Na atualidade, a maior parte dos medidores (principalmente no Grupo B) são analógicos com medição volumétrica, o que não possibilita dar ao consumidor esta nova janela de oportunidades e produtos. Sendo assim, mesmo que a medição inteligente não um é item obrigatório para a abertura de mercado, a modernização dos medidores tende a ser uma evolução natural a se desenvolver pelo próprio mercado ao longo do tempo, de modo que o próprio apetite dos consumidores pelos serviços e produtos que esta modernização proporcionará poderá avançar este processo em uma velocidade crescente.
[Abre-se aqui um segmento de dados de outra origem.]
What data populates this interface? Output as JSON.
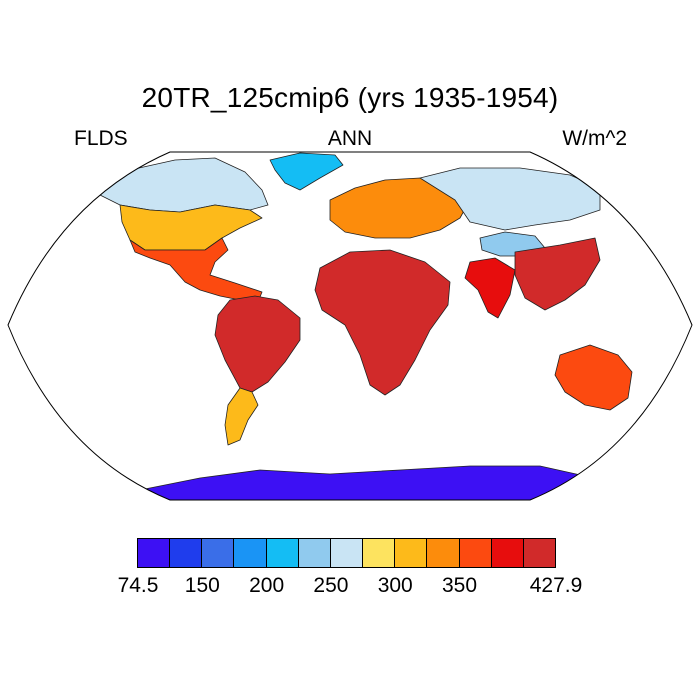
{
  "title": "20TR_125cmip6 (yrs 1935-1954)",
  "subtitles": {
    "left": "FLDS",
    "center": "ANN",
    "right": "W/m^2"
  },
  "colorbar": {
    "colors": [
      "#3d10f4",
      "#1f3ded",
      "#3a6ee8",
      "#1a94f5",
      "#14bdf4",
      "#90caee",
      "#c9e4f4",
      "#fde35f",
      "#fdba1a",
      "#fc8c0c",
      "#fc4a10",
      "#e70d0d",
      "#d12a2a"
    ],
    "labels": [
      {
        "text": "74.5",
        "boundary": 0
      },
      {
        "text": "150",
        "boundary": 2
      },
      {
        "text": "200",
        "boundary": 4
      },
      {
        "text": "250",
        "boundary": 6
      },
      {
        "text": "300",
        "boundary": 8
      },
      {
        "text": "350",
        "boundary": 10
      },
      {
        "text": "427.9",
        "boundary": 13
      }
    ]
  },
  "map_data": {
    "projection": "robinson",
    "variable": "FLDS",
    "units": "W/m^2",
    "season": "ANN",
    "min": 74.5,
    "max": 427.9,
    "regions": [
      {
        "name": "North America (north)",
        "level": 6
      },
      {
        "name": "North America (mid)",
        "level": 8
      },
      {
        "name": "North America (south)",
        "level": 10
      },
      {
        "name": "Greenland",
        "level": 4
      },
      {
        "name": "South America",
        "level": 12
      },
      {
        "name": "Patagonia",
        "level": 8
      },
      {
        "name": "Europe",
        "level": 9
      },
      {
        "name": "Siberia",
        "level": 6
      },
      {
        "name": "Tibetan Plateau",
        "level": 5
      },
      {
        "name": "Africa",
        "level": 12
      },
      {
        "name": "India",
        "level": 11
      },
      {
        "name": "Southeast Asia",
        "level": 12
      },
      {
        "name": "Australia",
        "level": 10
      },
      {
        "name": "Antarctica",
        "level": 0
      }
    ]
  }
}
Por fim, na medida em que as ações de preparação para a abertura do mercado forem se concretizando, diversas outras modernizações surgirão como necessidade, tanto pelo lado do poder concedente e seus órgãos reguladores em prover regramentos e diretrizes com vista a nortear o rumo das ações no setor, como pelo lado dos agentes e consumidores em buscar soluções tecnológicas e oportunidades de produtos e serviços que poderão ser acrescentados a simples compra e venda de energia no mercado livre no intuito de trazer vantagens aos seus negócios.

O que podemos concluir é que estamos caminhando para uma nova realidade no mercado de energia, e a tão falada abertura que parecia distante já chegou, iniciando logo ali em 2024!!!